We’d been away for a while and were returning to Kiruna from Stockholm. Stockholm’s imaginative Christmas decorations of giant moose and pine trees made out in thousands of sparkling lights, both impressed and depressed me. The decorations were sparkling, original, and beautiful, but as fake as the photographs of northern mountains selling northern-style bread in the nearby station concourse.

It was the sparkling joy of winter artificially preserved in a concrete environment, to entice the public to spend money in shops in the run-up to Christmas. An urban environment reassuringly provides us with experiences which are predictable and stable, though controlled by people and organisations with particular goals in mind. It is a kind of virtual reality.

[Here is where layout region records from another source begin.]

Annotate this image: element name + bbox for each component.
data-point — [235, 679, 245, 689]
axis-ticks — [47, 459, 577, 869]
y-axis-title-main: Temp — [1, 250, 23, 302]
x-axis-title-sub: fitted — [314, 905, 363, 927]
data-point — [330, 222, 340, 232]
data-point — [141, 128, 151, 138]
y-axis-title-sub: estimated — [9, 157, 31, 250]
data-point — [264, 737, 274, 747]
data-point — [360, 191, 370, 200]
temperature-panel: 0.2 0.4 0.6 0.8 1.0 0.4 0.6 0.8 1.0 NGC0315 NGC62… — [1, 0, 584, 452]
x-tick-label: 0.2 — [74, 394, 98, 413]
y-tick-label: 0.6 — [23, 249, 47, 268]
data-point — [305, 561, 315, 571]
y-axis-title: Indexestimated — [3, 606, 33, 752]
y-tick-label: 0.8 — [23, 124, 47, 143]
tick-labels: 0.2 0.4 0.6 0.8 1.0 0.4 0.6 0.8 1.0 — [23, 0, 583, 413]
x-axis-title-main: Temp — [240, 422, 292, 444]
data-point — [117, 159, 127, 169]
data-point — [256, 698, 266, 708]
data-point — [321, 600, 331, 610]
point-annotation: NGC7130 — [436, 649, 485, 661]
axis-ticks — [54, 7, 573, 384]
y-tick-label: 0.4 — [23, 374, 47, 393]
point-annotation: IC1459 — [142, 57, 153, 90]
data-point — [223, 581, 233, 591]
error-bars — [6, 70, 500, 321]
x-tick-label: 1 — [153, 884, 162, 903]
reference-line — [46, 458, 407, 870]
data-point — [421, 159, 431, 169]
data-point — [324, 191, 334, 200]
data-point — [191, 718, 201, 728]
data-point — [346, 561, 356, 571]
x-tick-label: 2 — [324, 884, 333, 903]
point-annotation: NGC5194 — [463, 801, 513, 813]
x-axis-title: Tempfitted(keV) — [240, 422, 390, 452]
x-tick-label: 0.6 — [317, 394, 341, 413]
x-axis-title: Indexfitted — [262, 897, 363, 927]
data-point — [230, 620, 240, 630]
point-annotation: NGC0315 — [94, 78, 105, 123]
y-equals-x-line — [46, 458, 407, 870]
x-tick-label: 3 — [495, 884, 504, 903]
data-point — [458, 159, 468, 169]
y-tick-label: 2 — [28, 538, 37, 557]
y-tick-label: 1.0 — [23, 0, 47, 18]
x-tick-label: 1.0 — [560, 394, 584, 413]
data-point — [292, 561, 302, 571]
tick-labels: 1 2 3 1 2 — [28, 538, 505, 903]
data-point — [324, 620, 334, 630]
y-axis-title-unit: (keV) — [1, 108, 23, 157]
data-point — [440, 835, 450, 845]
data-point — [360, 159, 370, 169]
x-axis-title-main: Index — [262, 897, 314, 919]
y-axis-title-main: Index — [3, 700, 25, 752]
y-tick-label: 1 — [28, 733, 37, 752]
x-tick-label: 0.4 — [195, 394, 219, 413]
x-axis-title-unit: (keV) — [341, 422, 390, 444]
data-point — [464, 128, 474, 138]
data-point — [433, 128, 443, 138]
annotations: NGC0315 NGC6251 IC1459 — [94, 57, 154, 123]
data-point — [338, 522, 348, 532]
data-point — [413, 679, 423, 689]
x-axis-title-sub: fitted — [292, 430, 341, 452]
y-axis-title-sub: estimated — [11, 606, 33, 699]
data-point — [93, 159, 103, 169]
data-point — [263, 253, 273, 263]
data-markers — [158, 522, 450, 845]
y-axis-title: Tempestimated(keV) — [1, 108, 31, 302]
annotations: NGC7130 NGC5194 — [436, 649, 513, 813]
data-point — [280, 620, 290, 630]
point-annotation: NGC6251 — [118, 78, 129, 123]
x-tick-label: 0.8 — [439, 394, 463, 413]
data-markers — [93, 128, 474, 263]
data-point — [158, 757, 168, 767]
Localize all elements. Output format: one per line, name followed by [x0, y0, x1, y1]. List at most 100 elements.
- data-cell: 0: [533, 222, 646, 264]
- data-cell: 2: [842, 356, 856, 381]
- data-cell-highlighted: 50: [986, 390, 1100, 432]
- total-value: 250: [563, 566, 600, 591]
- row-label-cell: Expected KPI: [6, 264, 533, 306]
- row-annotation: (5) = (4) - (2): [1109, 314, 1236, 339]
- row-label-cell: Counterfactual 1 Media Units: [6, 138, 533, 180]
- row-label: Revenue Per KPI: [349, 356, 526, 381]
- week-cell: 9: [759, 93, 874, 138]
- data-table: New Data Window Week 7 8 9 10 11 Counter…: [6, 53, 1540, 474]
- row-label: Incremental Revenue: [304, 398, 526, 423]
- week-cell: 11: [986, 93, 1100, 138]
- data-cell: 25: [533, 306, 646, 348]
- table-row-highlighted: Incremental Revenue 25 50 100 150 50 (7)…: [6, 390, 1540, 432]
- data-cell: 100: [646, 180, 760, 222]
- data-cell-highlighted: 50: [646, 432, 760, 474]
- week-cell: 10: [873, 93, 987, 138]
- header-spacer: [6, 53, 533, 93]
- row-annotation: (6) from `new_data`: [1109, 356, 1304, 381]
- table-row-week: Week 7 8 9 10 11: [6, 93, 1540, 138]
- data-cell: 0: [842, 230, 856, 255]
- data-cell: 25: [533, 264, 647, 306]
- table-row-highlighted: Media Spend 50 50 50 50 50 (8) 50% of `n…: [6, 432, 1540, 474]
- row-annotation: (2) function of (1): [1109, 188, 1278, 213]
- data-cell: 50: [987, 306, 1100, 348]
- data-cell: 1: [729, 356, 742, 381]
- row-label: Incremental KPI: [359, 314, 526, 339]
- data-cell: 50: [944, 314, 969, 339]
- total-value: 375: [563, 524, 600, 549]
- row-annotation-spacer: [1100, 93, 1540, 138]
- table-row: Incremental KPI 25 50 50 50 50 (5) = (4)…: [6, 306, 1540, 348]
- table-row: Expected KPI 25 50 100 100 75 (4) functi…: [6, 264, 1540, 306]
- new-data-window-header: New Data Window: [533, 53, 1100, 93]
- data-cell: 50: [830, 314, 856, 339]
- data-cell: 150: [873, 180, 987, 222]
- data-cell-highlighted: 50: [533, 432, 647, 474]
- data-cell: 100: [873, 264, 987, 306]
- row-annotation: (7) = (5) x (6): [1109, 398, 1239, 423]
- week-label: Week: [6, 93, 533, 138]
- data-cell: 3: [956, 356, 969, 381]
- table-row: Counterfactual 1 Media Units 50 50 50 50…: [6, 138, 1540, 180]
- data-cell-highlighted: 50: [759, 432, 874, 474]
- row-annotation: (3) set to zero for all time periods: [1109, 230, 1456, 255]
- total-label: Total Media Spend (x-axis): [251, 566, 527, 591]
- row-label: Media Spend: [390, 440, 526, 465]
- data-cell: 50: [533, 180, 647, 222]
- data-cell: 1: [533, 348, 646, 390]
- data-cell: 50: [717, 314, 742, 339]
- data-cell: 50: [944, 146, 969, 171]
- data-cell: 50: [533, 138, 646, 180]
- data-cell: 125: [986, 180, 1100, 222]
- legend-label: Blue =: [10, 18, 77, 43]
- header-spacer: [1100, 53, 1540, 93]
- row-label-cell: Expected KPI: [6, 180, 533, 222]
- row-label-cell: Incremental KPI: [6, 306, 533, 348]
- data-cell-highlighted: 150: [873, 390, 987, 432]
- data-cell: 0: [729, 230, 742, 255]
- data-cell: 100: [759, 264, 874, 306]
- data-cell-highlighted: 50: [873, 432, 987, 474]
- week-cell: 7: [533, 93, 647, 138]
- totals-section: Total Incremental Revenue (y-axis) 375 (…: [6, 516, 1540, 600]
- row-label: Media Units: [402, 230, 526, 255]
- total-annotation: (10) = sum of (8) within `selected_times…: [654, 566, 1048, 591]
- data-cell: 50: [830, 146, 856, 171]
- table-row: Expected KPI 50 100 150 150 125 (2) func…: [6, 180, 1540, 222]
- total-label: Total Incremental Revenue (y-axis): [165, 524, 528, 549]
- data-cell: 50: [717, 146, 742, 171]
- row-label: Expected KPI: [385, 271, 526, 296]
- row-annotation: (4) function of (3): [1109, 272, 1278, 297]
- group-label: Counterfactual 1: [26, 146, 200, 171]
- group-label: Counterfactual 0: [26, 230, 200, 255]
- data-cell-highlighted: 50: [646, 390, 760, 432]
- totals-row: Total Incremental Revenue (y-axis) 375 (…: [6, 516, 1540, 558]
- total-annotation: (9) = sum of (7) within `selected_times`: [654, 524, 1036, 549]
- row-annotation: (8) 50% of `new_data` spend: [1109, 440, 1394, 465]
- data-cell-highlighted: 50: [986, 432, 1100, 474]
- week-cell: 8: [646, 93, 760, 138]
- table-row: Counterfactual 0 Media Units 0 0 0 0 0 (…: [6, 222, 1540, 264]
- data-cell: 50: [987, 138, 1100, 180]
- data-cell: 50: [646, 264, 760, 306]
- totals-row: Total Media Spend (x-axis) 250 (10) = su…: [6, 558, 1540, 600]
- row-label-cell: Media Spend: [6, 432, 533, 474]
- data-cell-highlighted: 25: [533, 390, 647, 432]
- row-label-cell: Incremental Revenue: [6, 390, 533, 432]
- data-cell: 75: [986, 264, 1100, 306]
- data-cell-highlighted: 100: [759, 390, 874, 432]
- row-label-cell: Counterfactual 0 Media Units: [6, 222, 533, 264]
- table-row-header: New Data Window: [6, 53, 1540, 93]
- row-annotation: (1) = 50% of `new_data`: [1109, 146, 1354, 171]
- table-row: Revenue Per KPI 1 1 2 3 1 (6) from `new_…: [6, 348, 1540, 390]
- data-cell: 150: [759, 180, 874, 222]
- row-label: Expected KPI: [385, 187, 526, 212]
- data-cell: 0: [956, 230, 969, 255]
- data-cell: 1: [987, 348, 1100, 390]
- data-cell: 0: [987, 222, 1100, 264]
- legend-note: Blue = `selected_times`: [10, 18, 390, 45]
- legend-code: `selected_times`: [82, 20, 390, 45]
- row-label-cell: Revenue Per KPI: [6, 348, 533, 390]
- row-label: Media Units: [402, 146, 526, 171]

So it was a relief to land in Kiruna airport and see the low setting sun send real shards of ice and sparkling light spinning across a real, white landscape.

There were a lot of tourist visitors on the flight, and most had their Nikon cameras round their necks before they got off the plane. On the runway they posed in front of the landscape, looking for different angles on the winter scene and snapping the temperature displayed on the wall of the airport building.

Their eagerness to record the unlikely environment of a runway made me think that perhaps they were afraid that all this would suddenly disappear. Those of us who live here can relax, knowing just how long the real winter lasts.

We’d ordered a taxi from the airport. We complimented the driver on his vehicle, and he admitted he’d bought it only a week ago. We waited for him to talk more about his purchase, expecting some brand new car enthusiasm, though we weren’t really interested. But he said no more and drove on in silence.

Wondering what we should say next, we commented on there being a ‘reasonable amount’ of snow in Kiruna – not too much, not too little, and conveniently crisp and dry compared with the slush we’d experienced in Stockholm. The driver agreed and told us that until a few days ago there hadn’t been much snow but it had been very cold so the ice on the lakes was perfectly smooth. ‘You could see what lay far beneath the lake surface – the ice was crystal clear – it was the best ice we’ve had in Kiruna for years,’ he enthused.

Kiruna, where the winter is real and even the taxi driver finds it exciting.